Barclays are taking steps to avoid the threat card skimmers pose with a new trial of a system that allows customers to withdraw money from ATM’s using just their smart-phones.
The cardless withdrawal system is to be a simpler system than the one introduced by RBS four years ago which allowed customers to withdraw up to £130 at a time by typing a special code which had been texted to them by RBS into the ATM. This process is a little long winded for the fast paced lives we all live today.
With the simpler Barclays system, the customer will be able to use their normal PIN in combination with leaving their smart phone handset near to the bank machine, thereby enabling “contactless” near-field communication (NFC) transmission.
This Will Get Simpler Too!
It has been reported that Barclays are working on ways to make contactless cash withdrawal simpler in the future by enabling customers to be able to wave their phone handset near to the cash machine before typing in their PIN, or wave an NFC-enabled card next to the reader (again in combination with a PIN).

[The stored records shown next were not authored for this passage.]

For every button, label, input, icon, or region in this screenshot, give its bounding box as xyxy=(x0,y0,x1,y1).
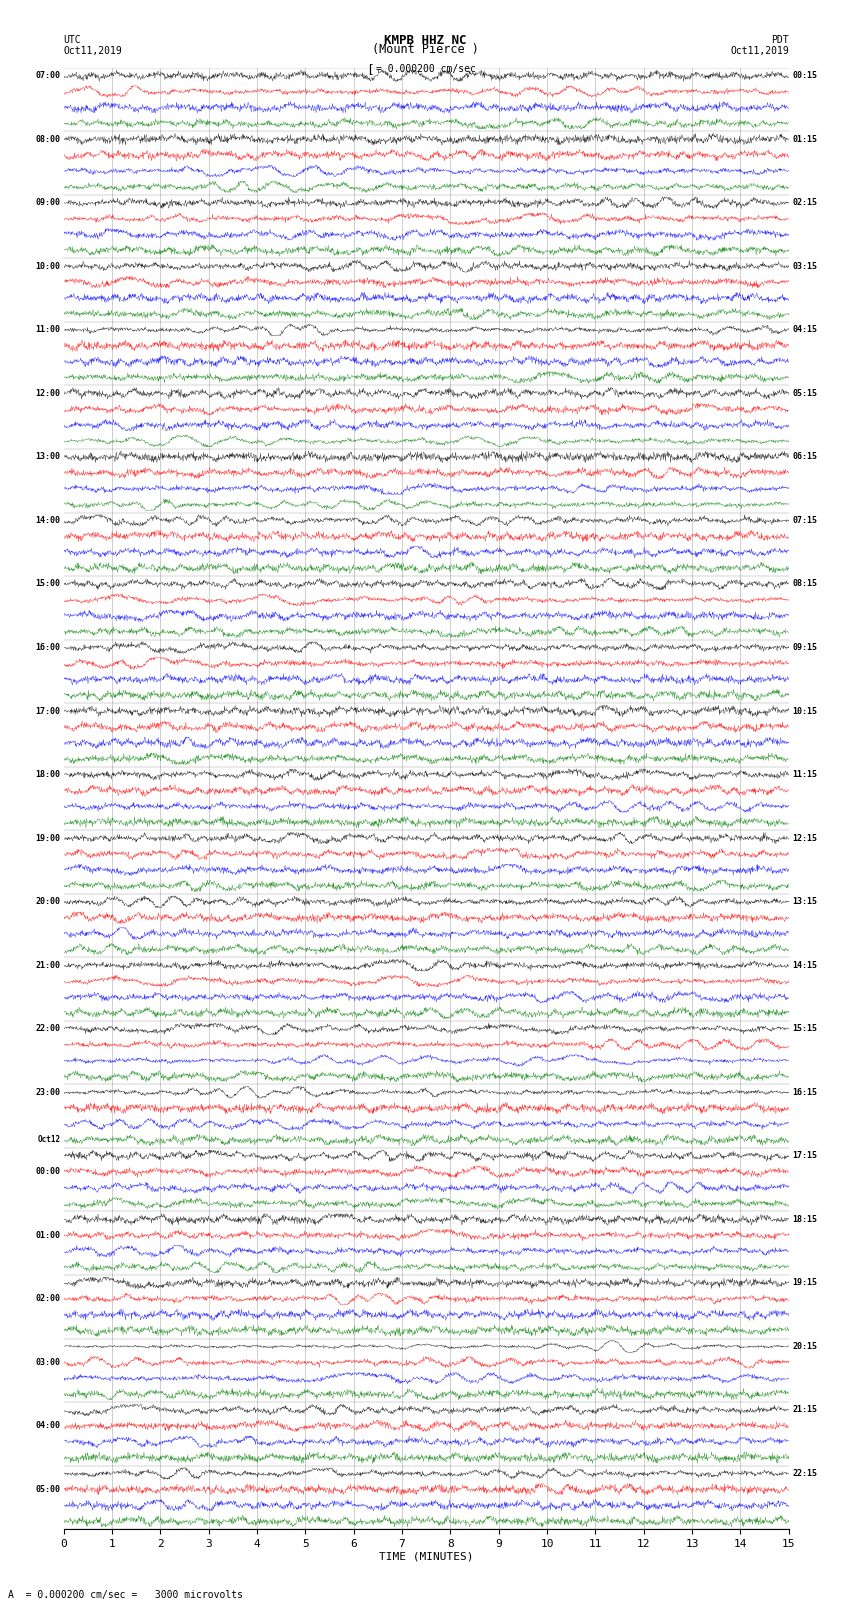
Text: 07:00: 07:00 xyxy=(36,71,60,81)
Text: 15:00: 15:00 xyxy=(36,579,60,589)
Text: 09:00: 09:00 xyxy=(36,198,60,206)
Text: 13:00: 13:00 xyxy=(36,452,60,461)
Text: 19:00: 19:00 xyxy=(36,834,60,842)
Text: 20:15: 20:15 xyxy=(792,1342,817,1352)
Text: 05:15: 05:15 xyxy=(792,389,817,398)
Text: 12:15: 12:15 xyxy=(792,834,817,842)
Text: A  = 0.000200 cm/sec =   3000 microvolts: A = 0.000200 cm/sec = 3000 microvolts xyxy=(8,1590,243,1600)
Text: 04:15: 04:15 xyxy=(792,326,817,334)
Text: Oct12: Oct12 xyxy=(37,1136,60,1145)
Text: = 0.000200 cm/sec: = 0.000200 cm/sec xyxy=(376,65,475,74)
Text: 17:00: 17:00 xyxy=(36,706,60,716)
X-axis label: TIME (MINUTES): TIME (MINUTES) xyxy=(379,1552,473,1561)
Text: 22:15: 22:15 xyxy=(792,1469,817,1478)
Text: KMPB HHZ NC: KMPB HHZ NC xyxy=(383,34,467,47)
Text: 05:00: 05:00 xyxy=(36,1486,60,1494)
Text: (Mount Pierce ): (Mount Pierce ) xyxy=(371,44,479,56)
Text: 16:00: 16:00 xyxy=(36,644,60,652)
Text: Oct11,2019: Oct11,2019 xyxy=(64,47,122,56)
Text: 00:00: 00:00 xyxy=(36,1168,60,1176)
Text: 10:15: 10:15 xyxy=(792,706,817,716)
Text: 01:00: 01:00 xyxy=(36,1231,60,1240)
Text: 02:15: 02:15 xyxy=(792,198,817,206)
Text: 20:00: 20:00 xyxy=(36,897,60,907)
Text: [: [ xyxy=(366,63,374,76)
Text: 19:15: 19:15 xyxy=(792,1279,817,1287)
Text: 03:00: 03:00 xyxy=(36,1358,60,1366)
Text: 08:00: 08:00 xyxy=(36,135,60,144)
Text: 16:15: 16:15 xyxy=(792,1087,817,1097)
Text: 14:00: 14:00 xyxy=(36,516,60,524)
Text: 10:00: 10:00 xyxy=(36,261,60,271)
Text: 12:00: 12:00 xyxy=(36,389,60,398)
Text: UTC: UTC xyxy=(64,35,82,45)
Text: 06:15: 06:15 xyxy=(792,452,817,461)
Text: 22:00: 22:00 xyxy=(36,1024,60,1034)
Text: 11:15: 11:15 xyxy=(792,769,817,779)
Text: PDT: PDT xyxy=(771,35,789,45)
Text: 21:00: 21:00 xyxy=(36,961,60,969)
Text: 01:15: 01:15 xyxy=(792,135,817,144)
Text: 23:00: 23:00 xyxy=(36,1087,60,1097)
Text: 14:15: 14:15 xyxy=(792,961,817,969)
Text: 11:00: 11:00 xyxy=(36,326,60,334)
Text: 15:15: 15:15 xyxy=(792,1024,817,1034)
Text: 09:15: 09:15 xyxy=(792,644,817,652)
Text: 07:15: 07:15 xyxy=(792,516,817,524)
Text: 13:15: 13:15 xyxy=(792,897,817,907)
Text: 18:00: 18:00 xyxy=(36,769,60,779)
Text: 08:15: 08:15 xyxy=(792,579,817,589)
Text: 17:15: 17:15 xyxy=(792,1152,817,1160)
Text: 02:00: 02:00 xyxy=(36,1294,60,1303)
Text: 00:15: 00:15 xyxy=(792,71,817,81)
Text: 04:00: 04:00 xyxy=(36,1421,60,1431)
Text: 21:15: 21:15 xyxy=(792,1405,817,1415)
Text: 03:15: 03:15 xyxy=(792,261,817,271)
Text: Oct11,2019: Oct11,2019 xyxy=(730,47,789,56)
Text: 18:15: 18:15 xyxy=(792,1215,817,1224)
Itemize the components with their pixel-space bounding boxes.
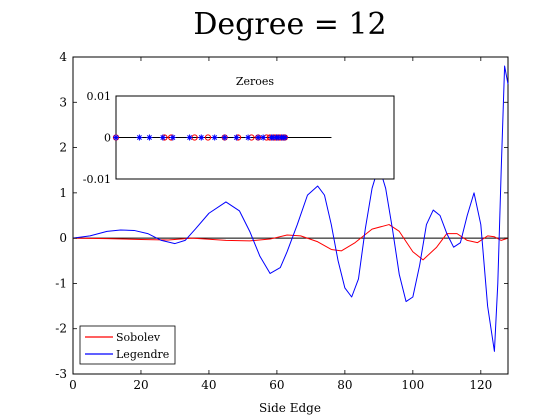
inset-marker-legendre [159,134,166,141]
inset-marker-sobolev [204,134,212,141]
x-tick-label: 120 [469,378,492,392]
y-tick-label: 2 [59,141,67,155]
y-tick-label: -3 [55,367,67,381]
legend-box [79,325,176,365]
x-tick-label: 20 [133,378,148,392]
inset-marker-legendre [146,134,153,141]
main-axes [72,56,509,375]
x-axis-label: Side Edge [259,401,321,415]
inset-marker-legendre [211,134,218,141]
inset-marker-legendre [233,134,240,141]
y-tick-label: 3 [59,95,67,109]
inset-marker-legendre [186,134,193,141]
y-tick-label: 4 [59,50,67,64]
x-tick-label: 60 [269,378,284,392]
inset-marker-legendre [113,134,119,141]
y-tick-label: 1 [59,186,67,200]
x-tick-label: 0 [69,378,77,392]
legend-label-sobolev: Sobolev [116,331,161,344]
inset-y-tick-label: 0.01 [87,90,112,103]
y-tick-label: -2 [55,322,67,336]
inset-marker-legendre [136,134,143,141]
plot-frame [72,56,509,375]
inset-marker-legendre [198,134,205,141]
inset-marker-legendre [221,134,228,141]
inset-marker-legendre [281,134,288,141]
x-tick-label: 80 [337,378,352,392]
inset-marker-legendre [260,134,267,141]
y-tick-label: 0 [59,231,67,245]
chart-title: Degree = 12 [193,7,386,42]
series-lines [72,65,509,352]
inset-title: Zeroes [236,75,275,88]
inset-plot: Zeroes -0.01 0 0.01 [83,75,395,186]
legend-label-legendre: Legendre [116,348,169,361]
series-line-sobolev [72,224,509,261]
inset-y-tick-label: -0.01 [83,173,111,186]
series-line-legendre [72,65,509,352]
x-tick-label: 100 [401,378,424,392]
y-tick-label: -1 [55,276,67,290]
inset-marker-legendre [255,134,262,141]
inset-y-tick-label: 0 [104,132,111,145]
axis-ticks: 0 20 40 60 80 100 120 -3 -2 -1 0 1 2 3 4 [55,50,508,392]
legend: Sobolev Legendre [79,325,176,365]
inset-markers [112,134,289,141]
x-tick-label: 40 [201,378,216,392]
inset-marker-legendre [245,134,252,141]
inset-marker-legendre [169,134,176,141]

This would cut down lines at your local ATM!
Why does it need to be Contactless or NFC?
The ability of criminals to use card skimming has been a major motivator in Barclays wanting to find a system that avoids the use of cards in cash withdrawals. Card skimming works by attaching a skimming device and a miniature camera onto an ATM. This is done to steal the details from a card’s magnetic code (from the skimmer) and record the card’s PIN (miniature camera). This enables them to clone a card and to withdraw money with it.
There are other reasons as to why Barclays have moved toward contactless withdrawal, this is to avoid the risk of ‘distraction fraud’. This is where thieves use distraction techniques to observe the PIN being typed and to steal the card, as well as avoiding the risk of entrapment devices. These devices are inserted into the ATM card slot in order to stop the card being returned and to fool the user into typing their PIN in again whereupon it can be recorded by the device. This gives the thief the PIN and the card (when they come back to retrieve the device).
At present, the new Barclays system can only be used with Android phones. This is essentially because Apple limits the use of iPhones’ NFC chips for its own Apple Pay facility and therefore doesn’t allow third-party apps access. Android being less restrictive allows this contactless withdrawal to be possible.
Where Is The Trial Taking Place?
The trial / pilot of the new Barclays smart-phone “contactless cash” service is taking place at 180 branches across the north of England. If the trial is successful the plan is to have a wider rollout (in an as yet unspecified area) by 2017.
What Does This Mean For Your Business?
This shows that along with the introduction of biometrics, banks are now taking serious steps to plug security holes and to get one step ahead of many of the more crude but successful methods that criminals have been using to steal money from individuals and businesses alike.
This kind of trial can therefore only be good news, although the recent theft from the current accounts of 9,000 Tesco Bank customers shows that bank systems still have many vulnerabilities, many of which they may not know about until it is too late.
With advances in technology there will always be criminals who can crack the security or make new devices which can be used to steal peoples details. It’s almost an infinite loop where security advances but so do criminals. The only thing that seems to change is the period of safety when new technologies hit the general public. Maybe one day criminals will be left behind and safety won’t be an issue anymore.